The standard approach to finding the optimal arbitrage input is binary search where the algorithm will iteratively narrow the bounds on the input amount until the profit derivative crosses zero. Below I implement this and compare it against the closed-form solution derived above.

In [37]:
def arb_profit(x, a, b, c, d, k):
    """Calculate arbitrage profit for a given input amount x."""
    y = b - (a * b) / (a + k * x)
    z = c - (c * d) / (d + k * y)
    return z - x

def binary_search_optimal(a, b, c, d, k, precision=1e-12, max_iter=1000):
    """Find optimal input via binary search on the profit derivative."""
    left, right = 0.0, min(a, c)
    iterations = 0
    for _ in range(max_iter):
        mid = (left + right) / 2
        eps = max(abs(mid) * 1e-5, 1e-10)
        dp = (arb_profit(mid + eps, a, b, c, d, k) - arb_profit(mid - eps, a, b, c, d, k)) / (2 * eps)
        if (right - left) < precision:
            break
        if dp > 0:
            left = mid
        else:
            right = mid
        iterations += 1
    return mid, iterations

In [38]:
# Binary search
start = time.time()
x_bs, iters = binary_search_optimal(a, b, c, d, k)
t_bs = time.time() - start
profit_bs = arb_profit(x_bs, a, b, c, d, k)

# Closed-form (re-run for fair timing)
start = time.time()
x_cf = (k*sqrt(a* b *c* d) - a * d)/(k *(b *k + d))
t_cf = time.time() - start
profit_cf = arb_profit(x_cf, a, b, c, d, k)

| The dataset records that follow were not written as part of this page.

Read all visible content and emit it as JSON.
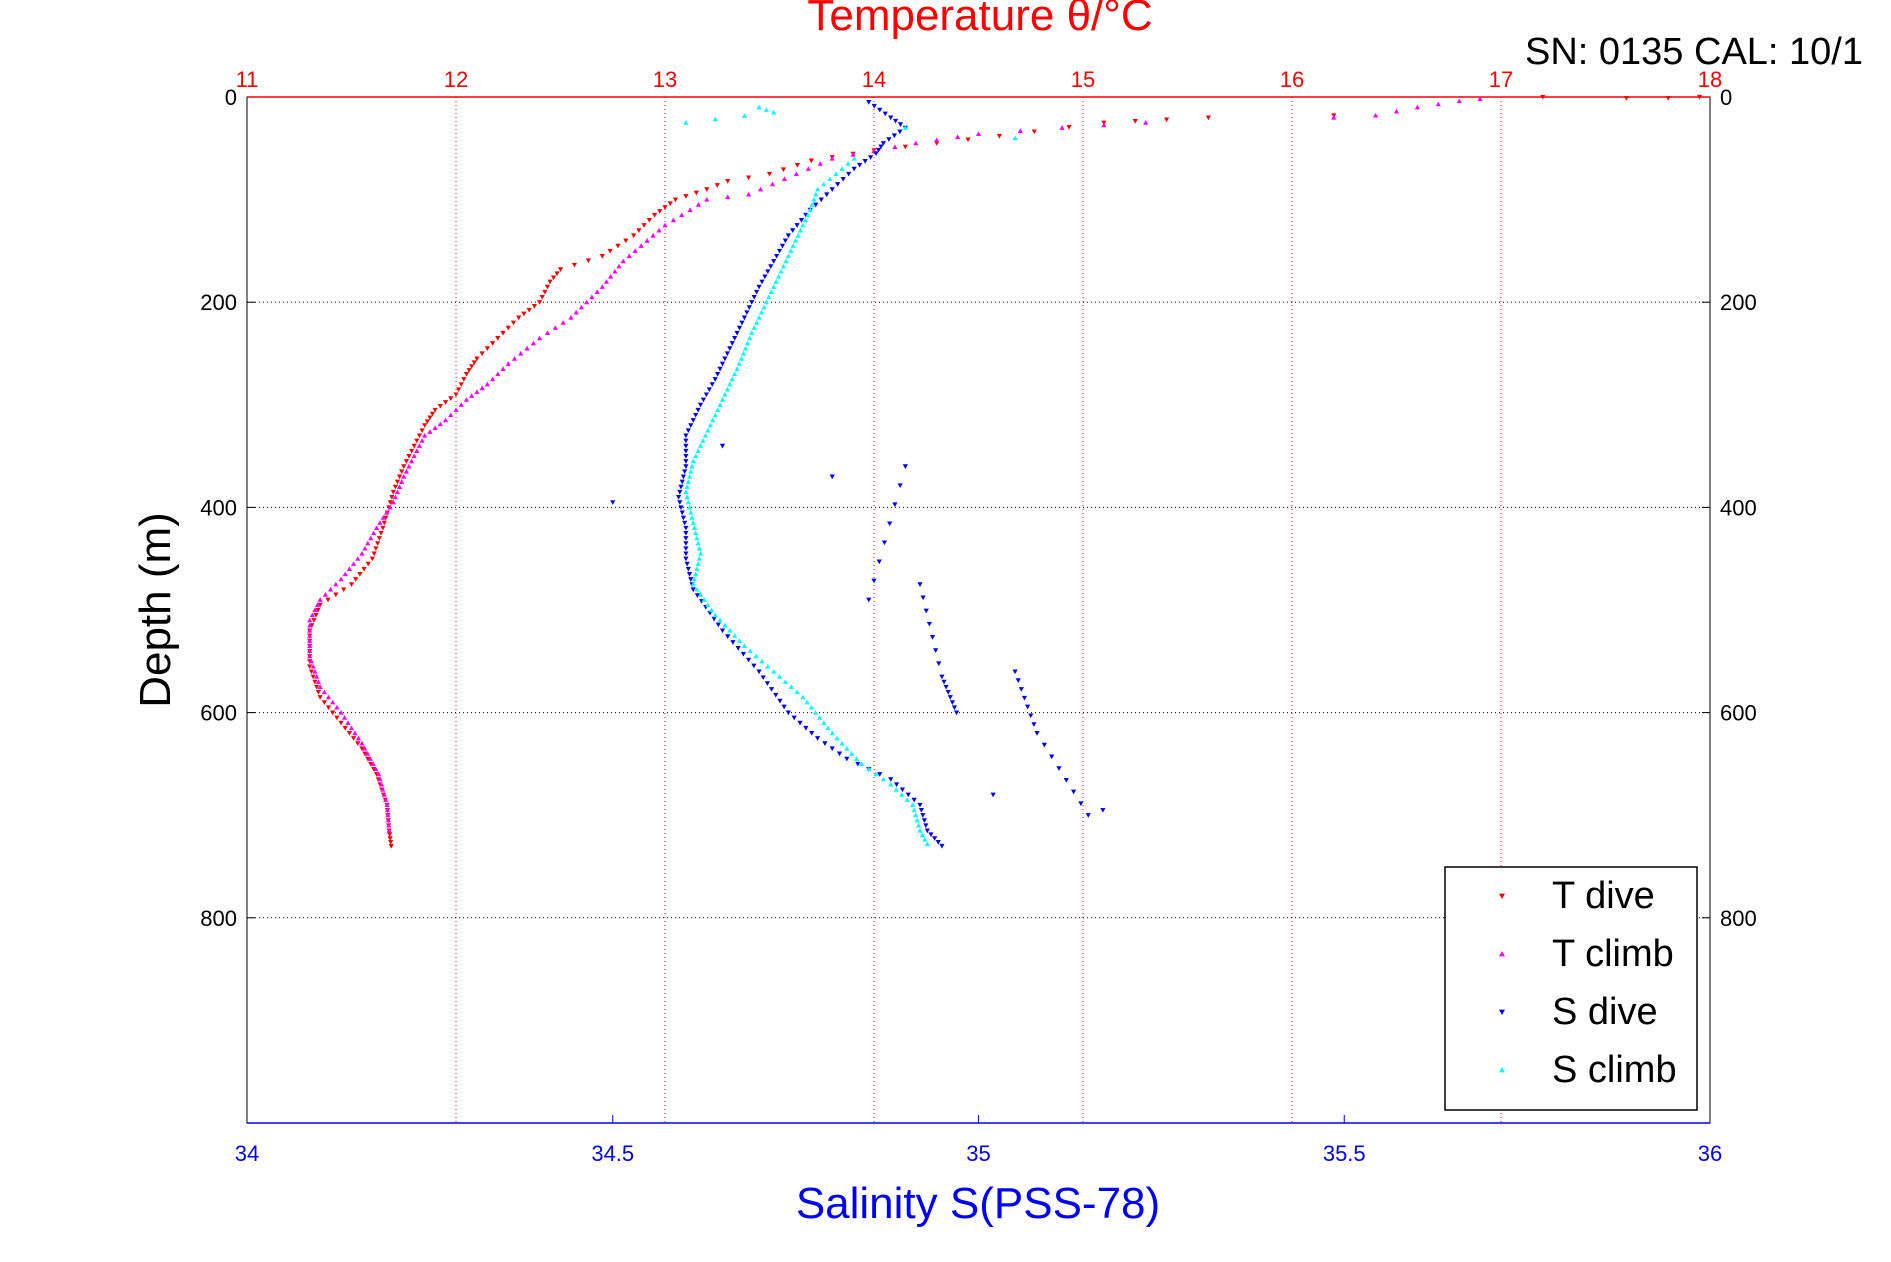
{
  "chart_data": {
    "type": "scatter",
    "title": "Temperature θ/°C",
    "annotation": "SN: 0135  CAL: 10/1",
    "ylabel": "Depth (m)",
    "xlabel_bottom": "Salinity S(PSS-78)",
    "xlabel_top": "Temperature θ/°C",
    "ylim": [
      1000,
      0
    ],
    "y_reversed": true,
    "xlim_temperature": [
      11,
      18
    ],
    "xlim_salinity": [
      34,
      36
    ],
    "temperature_ticks": [
      "11",
      "12",
      "13",
      "14",
      "15",
      "16",
      "17",
      "18"
    ],
    "salinity_ticks": [
      "34",
      "34.5",
      "35",
      "35.5",
      "36"
    ],
    "depth_ticks_left": [
      "0",
      "200",
      "400",
      "600",
      "800"
    ],
    "depth_ticks_right": [
      "0",
      "200",
      "400",
      "600",
      "800"
    ],
    "grid": true,
    "legend_position": "bottom-right",
    "colors": {
      "temperature_axis": "#ff0000",
      "salinity_axis": "#0000ff",
      "T dive": "#ff0000",
      "T climb": "#ff00ff",
      "S dive": "#0000ff",
      "S climb": "#00ffff"
    },
    "series": [
      {
        "name": "T dive",
        "axis": "temperature",
        "marker": "triangle-down",
        "points": [
          [
            17.95,
            0
          ],
          [
            17.8,
            1
          ],
          [
            17.6,
            1
          ],
          [
            17.2,
            0
          ],
          [
            16.2,
            18
          ],
          [
            15.6,
            20
          ],
          [
            15.4,
            22
          ],
          [
            15.1,
            25
          ],
          [
            14.6,
            38
          ],
          [
            14.3,
            45
          ],
          [
            14.0,
            52
          ],
          [
            13.7,
            62
          ],
          [
            13.5,
            75
          ],
          [
            13.3,
            82
          ],
          [
            13.2,
            90
          ],
          [
            13.05,
            100
          ],
          [
            12.95,
            115
          ],
          [
            12.85,
            135
          ],
          [
            12.7,
            155
          ],
          [
            12.5,
            168
          ],
          [
            12.45,
            180
          ],
          [
            12.4,
            200
          ],
          [
            12.3,
            215
          ],
          [
            12.2,
            235
          ],
          [
            12.1,
            255
          ],
          [
            12.05,
            270
          ],
          [
            12.0,
            290
          ],
          [
            11.9,
            305
          ],
          [
            11.85,
            320
          ],
          [
            11.8,
            340
          ],
          [
            11.75,
            360
          ],
          [
            11.7,
            385
          ],
          [
            11.65,
            420
          ],
          [
            11.6,
            450
          ],
          [
            11.5,
            475
          ],
          [
            11.35,
            495
          ],
          [
            11.3,
            520
          ],
          [
            11.3,
            555
          ],
          [
            11.35,
            585
          ],
          [
            11.45,
            610
          ],
          [
            11.55,
            635
          ],
          [
            11.62,
            660
          ],
          [
            11.67,
            690
          ],
          [
            11.68,
            715
          ],
          [
            11.69,
            730
          ]
        ]
      },
      {
        "name": "T climb",
        "axis": "temperature",
        "marker": "triangle-up",
        "points": [
          [
            16.9,
            2
          ],
          [
            16.8,
            4
          ],
          [
            16.6,
            10
          ],
          [
            16.4,
            18
          ],
          [
            16.2,
            20
          ],
          [
            15.3,
            25
          ],
          [
            14.9,
            30
          ],
          [
            14.5,
            36
          ],
          [
            14.2,
            45
          ],
          [
            13.8,
            60
          ],
          [
            13.4,
            95
          ],
          [
            13.2,
            100
          ],
          [
            13.0,
            125
          ],
          [
            12.8,
            160
          ],
          [
            12.7,
            185
          ],
          [
            12.55,
            215
          ],
          [
            12.4,
            235
          ],
          [
            12.25,
            260
          ],
          [
            12.15,
            280
          ],
          [
            12.05,
            295
          ],
          [
            11.95,
            315
          ],
          [
            11.85,
            330
          ],
          [
            11.8,
            350
          ],
          [
            11.75,
            370
          ],
          [
            11.7,
            395
          ],
          [
            11.62,
            420
          ],
          [
            11.55,
            445
          ],
          [
            11.45,
            470
          ],
          [
            11.35,
            490
          ],
          [
            11.3,
            510
          ],
          [
            11.3,
            545
          ],
          [
            11.35,
            575
          ],
          [
            11.45,
            600
          ],
          [
            11.55,
            630
          ],
          [
            11.63,
            660
          ],
          [
            11.67,
            690
          ],
          [
            11.68,
            715
          ]
        ]
      },
      {
        "name": "S dive",
        "axis": "salinity",
        "marker": "triangle-down",
        "points": [
          [
            34.85,
            5
          ],
          [
            34.88,
            20
          ],
          [
            34.9,
            30
          ],
          [
            34.87,
            45
          ],
          [
            34.86,
            55
          ],
          [
            34.83,
            70
          ],
          [
            34.8,
            90
          ],
          [
            34.77,
            110
          ],
          [
            34.74,
            135
          ],
          [
            34.72,
            160
          ],
          [
            34.7,
            185
          ],
          [
            34.68,
            215
          ],
          [
            34.66,
            245
          ],
          [
            34.64,
            275
          ],
          [
            34.62,
            300
          ],
          [
            34.6,
            330
          ],
          [
            34.6,
            360
          ],
          [
            34.59,
            390
          ],
          [
            34.6,
            420
          ],
          [
            34.6,
            450
          ],
          [
            34.61,
            480
          ],
          [
            34.65,
            520
          ],
          [
            34.7,
            560
          ],
          [
            34.74,
            600
          ],
          [
            34.78,
            625
          ],
          [
            34.82,
            645
          ],
          [
            34.88,
            665
          ],
          [
            34.92,
            690
          ],
          [
            34.93,
            715
          ],
          [
            34.95,
            730
          ],
          [
            34.5,
            395
          ],
          [
            34.65,
            340
          ],
          [
            34.8,
            370
          ],
          [
            34.9,
            360
          ],
          [
            34.85,
            490
          ],
          [
            34.92,
            475
          ],
          [
            34.95,
            565
          ],
          [
            34.97,
            600
          ],
          [
            35.05,
            560
          ],
          [
            35.08,
            620
          ],
          [
            35.15,
            700
          ],
          [
            35.17,
            695
          ],
          [
            35.02,
            680
          ]
        ]
      },
      {
        "name": "S climb",
        "axis": "salinity",
        "marker": "triangle-up",
        "points": [
          [
            34.7,
            10
          ],
          [
            34.72,
            15
          ],
          [
            34.6,
            25
          ],
          [
            34.9,
            30
          ],
          [
            35.05,
            40
          ],
          [
            34.83,
            60
          ],
          [
            34.78,
            90
          ],
          [
            34.77,
            110
          ],
          [
            34.75,
            140
          ],
          [
            34.73,
            170
          ],
          [
            34.71,
            200
          ],
          [
            34.69,
            230
          ],
          [
            34.67,
            265
          ],
          [
            34.65,
            295
          ],
          [
            34.63,
            325
          ],
          [
            34.61,
            355
          ],
          [
            34.6,
            385
          ],
          [
            34.61,
            415
          ],
          [
            34.62,
            445
          ],
          [
            34.61,
            475
          ],
          [
            34.64,
            505
          ],
          [
            34.68,
            535
          ],
          [
            34.72,
            560
          ],
          [
            34.76,
            585
          ],
          [
            34.8,
            620
          ],
          [
            34.84,
            650
          ],
          [
            34.88,
            670
          ],
          [
            34.91,
            690
          ],
          [
            34.92,
            715
          ],
          [
            34.93,
            728
          ]
        ]
      }
    ]
  },
  "legend": {
    "items": [
      "T dive",
      "T climb",
      "S dive",
      "S climb"
    ]
  }
}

print(f"{'Method':<20} {'Optimal x':>12} {'Profit':>12} {'Time (μs)':>12} {'Iterations':>12}")
print("-" * 70)
print(f"{'Binary Search':<20} {x_bs:>12.6f} {profit_bs:>12.6f} {t_bs*1e6:>12.1f} {iters:>12}")
print(f"{'Closed-Form':<20} {x_cf:>12.6f} {profit_cf:>12.6f} {t_cf*1e6:>12.1f} {'0':>12}")

Method                  Optimal x       Profit    Time (μs)   Iterations
----------------------------------------------------------------------
Binary Search            7.921090     0.015955        190.3           53
Closed-Form              7.921088     0.015955        145.2            0


Both methods converge to the same optimal input amount and profit. The closed-form solution requires zero iterations and executes in deterministic O(1) time, making it particularly well-suited for gas-sensitive on-chain execution and MEV strategies where computational cost directly impacts profitability.